Improving the efficiency with which the European Union uses resources is a priority in the face of an ever increasing population and corresponding growth of consumption well above the regenerative capacity of nature. In June 2015, MEP Pietikainen said that the current way in which resources are being used is unsustainable and that we need “a true paradigm shift like with Copernicus or Galileo Galilei”. She later added that the circular economy is the paradigm shift we need, as it is a “systemic change” as well as a “huge, hidden, business opportunity”.

Vibrant economies are dependent on contingent conditions which gradually evolve over time, and there is indeed not much sense in trying to replicate the industrial models of the past when confronted with an absolute environmental barrier. Therefore, rather than focusing on an antiquated relationship between companies and consumers, with its train of ancient world views and opinions, the attainment of systemic change requires re-examining that relation before it can ossify any further. Since the industrial revolution, production and consumption patterns have developed according to a linear perspective on growth based on the assumption that resources are abundant and can be easily disposed of. But this way of thinking threatens the sustainability of our economic model as demand and competition for finite and scarce resources put pressure on our industrial global competitiveness through environmental degradation and fragility.

With the aim of facilitating a paradigm shift, the Commission adopted the Circular Economy Package on 2 December 2015, which includes revised legislative proposals on waste to stimulate Europe’s transition towards a circular economy.

Circular Economy

A circular economy seeks to retain the added value of products for as long as possible by productively reusing resources when a product has reached the end of its life. The Circular Economy Package sets out a number of political commitments to contribute to ‘closing the loop’ of products life-cycles by providing strong policy signals. Separate collection at source and methodologies to calculate recycling rates will ensure high quality recycling.
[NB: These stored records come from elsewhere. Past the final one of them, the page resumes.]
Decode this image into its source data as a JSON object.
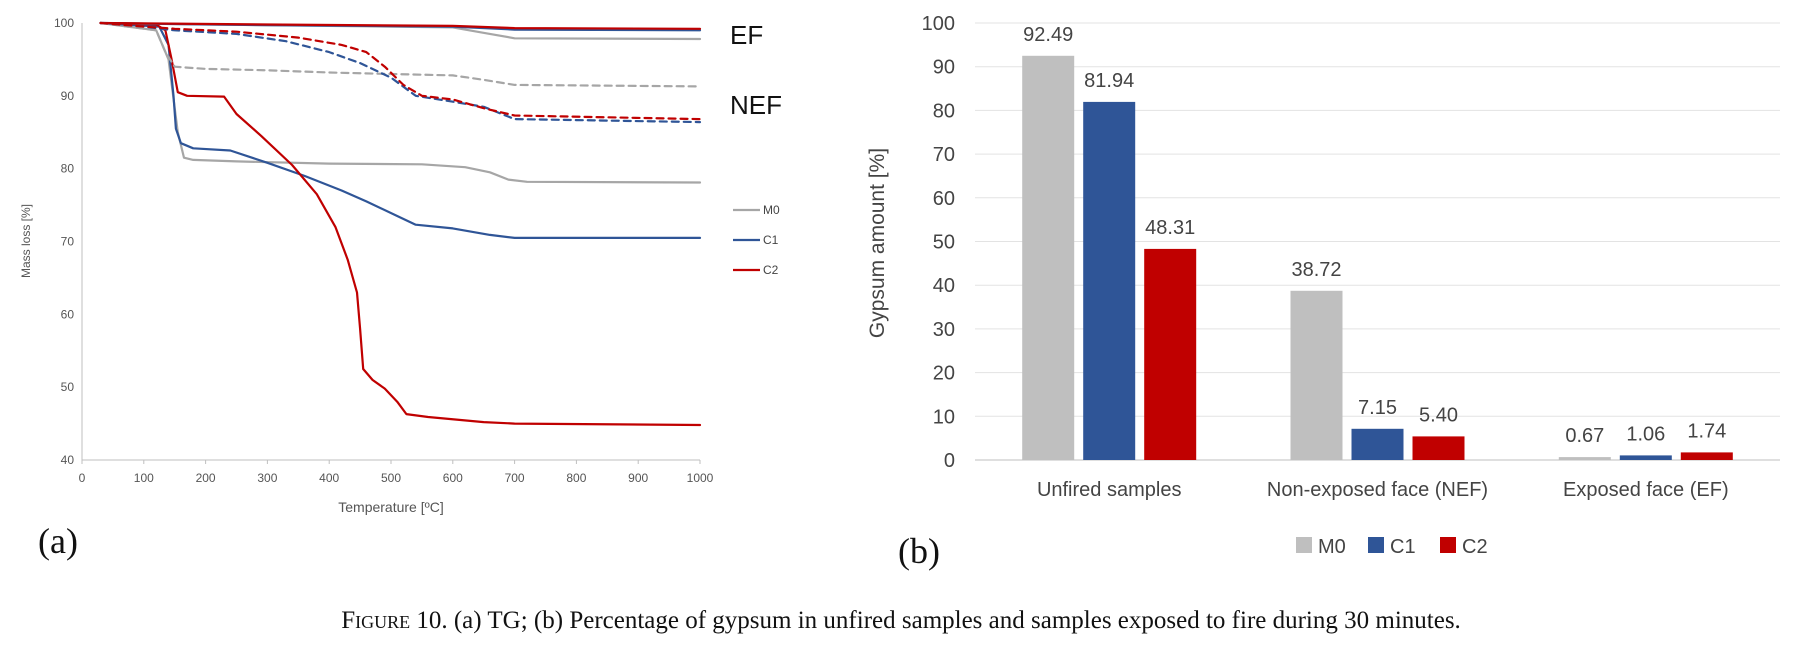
{
  "chart_data": [
    {
      "type": "line",
      "panel_label": "(a)",
      "xlabel": "Temperature [ºC]",
      "ylabel": "Mass loss [%]",
      "xlim": [
        0,
        1000
      ],
      "ylim": [
        40,
        100
      ],
      "xticks": [
        "0",
        "100",
        "200",
        "300",
        "400",
        "500",
        "600",
        "700",
        "800",
        "900",
        "1000"
      ],
      "yticks": [
        "40",
        "50",
        "60",
        "70",
        "80",
        "90",
        "100"
      ],
      "grid": false,
      "legend_position": "right",
      "annotations": [
        "EF",
        "NEF"
      ],
      "series": [
        {
          "name": "M0",
          "color": "#a6a6a6",
          "dash": "solid",
          "points": [
            [
              30,
              100
            ],
            [
              120,
              99
            ],
            [
              140,
              95
            ],
            [
              155,
              85
            ],
            [
              165,
              81.5
            ],
            [
              180,
              81.2
            ],
            [
              250,
              81
            ],
            [
              400,
              80.7
            ],
            [
              550,
              80.6
            ],
            [
              620,
              80.2
            ],
            [
              660,
              79.5
            ],
            [
              690,
              78.5
            ],
            [
              720,
              78.2
            ],
            [
              1000,
              78.1
            ]
          ]
        },
        {
          "name": "C1",
          "color": "#2f5597",
          "dash": "solid",
          "points": [
            [
              30,
              100
            ],
            [
              125,
              99.5
            ],
            [
              140,
              97
            ],
            [
              148,
              90
            ],
            [
              152,
              85.5
            ],
            [
              160,
              83.5
            ],
            [
              180,
              82.8
            ],
            [
              240,
              82.5
            ],
            [
              300,
              80.8
            ],
            [
              360,
              79
            ],
            [
              420,
              77
            ],
            [
              460,
              75.5
            ],
            [
              510,
              73.5
            ],
            [
              540,
              72.3
            ],
            [
              600,
              71.8
            ],
            [
              660,
              70.9
            ],
            [
              700,
              70.5
            ],
            [
              1000,
              70.5
            ]
          ]
        },
        {
          "name": "C2",
          "color": "#c00000",
          "dash": "solid",
          "points": [
            [
              30,
              100
            ],
            [
              120,
              99.8
            ],
            [
              135,
              99
            ],
            [
              145,
              95
            ],
            [
              155,
              90.5
            ],
            [
              170,
              90
            ],
            [
              230,
              89.9
            ],
            [
              250,
              87.5
            ],
            [
              290,
              84.5
            ],
            [
              340,
              80.5
            ],
            [
              380,
              76.5
            ],
            [
              410,
              72
            ],
            [
              430,
              67.5
            ],
            [
              445,
              63
            ],
            [
              450,
              58
            ],
            [
              455,
              52.5
            ],
            [
              470,
              51
            ],
            [
              490,
              49.8
            ],
            [
              510,
              48
            ],
            [
              525,
              46.3
            ],
            [
              560,
              45.9
            ],
            [
              650,
              45.2
            ],
            [
              700,
              45
            ],
            [
              1000,
              44.8
            ]
          ]
        },
        {
          "name": "",
          "color": "#a6a6a6",
          "dash": "solid",
          "points": [
            [
              30,
              100
            ],
            [
              200,
              99.8
            ],
            [
              400,
              99.6
            ],
            [
              600,
              99.4
            ],
            [
              660,
              98.5
            ],
            [
              700,
              97.9
            ],
            [
              1000,
              97.8
            ]
          ]
        },
        {
          "name": "",
          "color": "#2f5597",
          "dash": "solid",
          "points": [
            [
              30,
              100
            ],
            [
              300,
              99.7
            ],
            [
              600,
              99.5
            ],
            [
              700,
              99.1
            ],
            [
              1000,
              99
            ]
          ]
        },
        {
          "name": "",
          "color": "#c00000",
          "dash": "solid",
          "points": [
            [
              30,
              100
            ],
            [
              300,
              99.8
            ],
            [
              600,
              99.6
            ],
            [
              700,
              99.3
            ],
            [
              1000,
              99.2
            ]
          ]
        },
        {
          "name": "",
          "color": "#a6a6a6",
          "dash": "dashed",
          "points": [
            [
              30,
              100
            ],
            [
              120,
              99
            ],
            [
              135,
              96
            ],
            [
              150,
              94
            ],
            [
              200,
              93.7
            ],
            [
              300,
              93.5
            ],
            [
              400,
              93.2
            ],
            [
              500,
              93
            ],
            [
              600,
              92.8
            ],
            [
              650,
              92.2
            ],
            [
              700,
              91.5
            ],
            [
              1000,
              91.3
            ]
          ]
        },
        {
          "name": "",
          "color": "#2f5597",
          "dash": "dashed",
          "points": [
            [
              30,
              100
            ],
            [
              100,
              99.5
            ],
            [
              150,
              99
            ],
            [
              250,
              98.5
            ],
            [
              330,
              97.5
            ],
            [
              400,
              96
            ],
            [
              450,
              94.5
            ],
            [
              500,
              92.5
            ],
            [
              540,
              90
            ],
            [
              600,
              89.2
            ],
            [
              650,
              88.5
            ],
            [
              700,
              86.8
            ],
            [
              1000,
              86.4
            ]
          ]
        },
        {
          "name": "",
          "color": "#c00000",
          "dash": "dashed",
          "points": [
            [
              30,
              100
            ],
            [
              100,
              99.5
            ],
            [
              150,
              99.2
            ],
            [
              250,
              98.8
            ],
            [
              350,
              98
            ],
            [
              420,
              97
            ],
            [
              460,
              96
            ],
            [
              490,
              94
            ],
            [
              520,
              91.5
            ],
            [
              550,
              90
            ],
            [
              600,
              89.5
            ],
            [
              650,
              88.3
            ],
            [
              700,
              87.3
            ],
            [
              1000,
              86.8
            ]
          ]
        }
      ]
    },
    {
      "type": "bar",
      "panel_label": "(b)",
      "ylabel": "Gypsum amount [%]",
      "ylim": [
        0,
        100
      ],
      "yticks": [
        "0",
        "10",
        "20",
        "30",
        "40",
        "50",
        "60",
        "70",
        "80",
        "90",
        "100"
      ],
      "grid": true,
      "legend_position": "bottom",
      "categories": [
        "Unfired samples",
        "Non-exposed face (NEF)",
        "Exposed face (EF)"
      ],
      "series": [
        {
          "name": "M0",
          "color": "#bfbfbf",
          "values": [
            92.49,
            38.72,
            0.67
          ],
          "labels": [
            "92.49",
            "38.72",
            "0.67"
          ]
        },
        {
          "name": "C1",
          "color": "#2f5597",
          "values": [
            81.94,
            7.15,
            1.06
          ],
          "labels": [
            "81.94",
            "7.15",
            "1.06"
          ]
        },
        {
          "name": "C2",
          "color": "#c00000",
          "values": [
            48.31,
            5.4,
            1.74
          ],
          "labels": [
            "48.31",
            "5.40",
            "1.74"
          ]
        }
      ]
    }
  ],
  "caption": {
    "prefix": "Figure 10.",
    "text": " (a) TG; (b) Percentage of gypsum in unfired samples and samples exposed to fire during 30 minutes."
  }
}
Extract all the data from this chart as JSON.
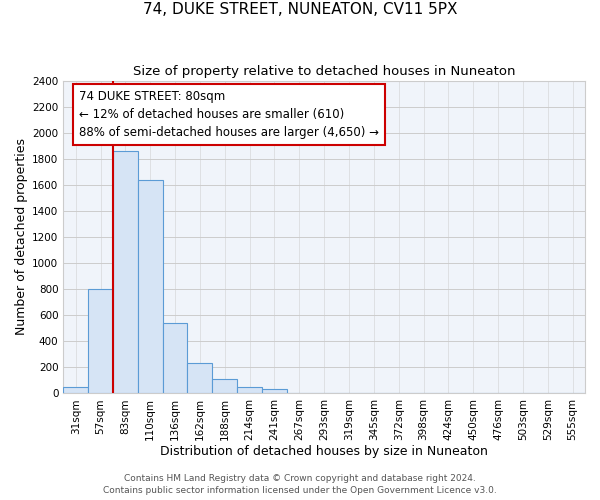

Clear recycling targets will be set and materials will re-enter the economy as secondary raw materials. Landfilling will be virtually eliminated. Energy recovery will have a role to play with regard to non-reusable and non-recyclable waste.

Transitioning to a more circular economy ultimately requires changes throughout the entire economy, from designing products for longer use and easy repair or recycling to new business and market models, from new ways of turning waste into a resource to new modes of consumer behaviour.

Consumer behaviour

The attraction of a circular economy mostly lays in the promise of reconciling environmental and economic concerns in an integrated framework. This, in part, translates into the idea that consumers need to be empowered to make informed choices through better information on the environmental credentials of different products.

One way of informing consumers about resource use is by incorporating environmental information into the price of products so that these reflect both the cost of the product as well as any negative externalities associated with the product. In this respect, several MEP’s recently proposed to shift the cost of littering to producers. The logic behind this is perhaps the anticipation that producers will recalculate the product price according to the cost of litter prevention or collection, ultimately causing consumers to bear the burden of their own littering.

But as decisions in the value chain are connected and provide incentives between producers and consumers, a change in one variable may cause a shift in another. An increase in the price of a product could cause a shift in demand towards cheaper products and would not prevent littering per-se. Consumers form attitudes and routines which may keep economies ‘locked-in’ to the linear model as consumption habits hinder the transition towards a more circular economy. Consequently, pure information about the ecological and economic rationality of switching to a circular economy model will not necessarily be sufficient to help provoke a paradigm shift.

As paradigms rely on a critical community for their existence, a paradigm shift requires not only the revaluation of business models and industrial policies, but of established consumer behaviour as well. To attain veritable systemic change, consumers will play an important, if not the most important, role in a mental shift towards a circular economy.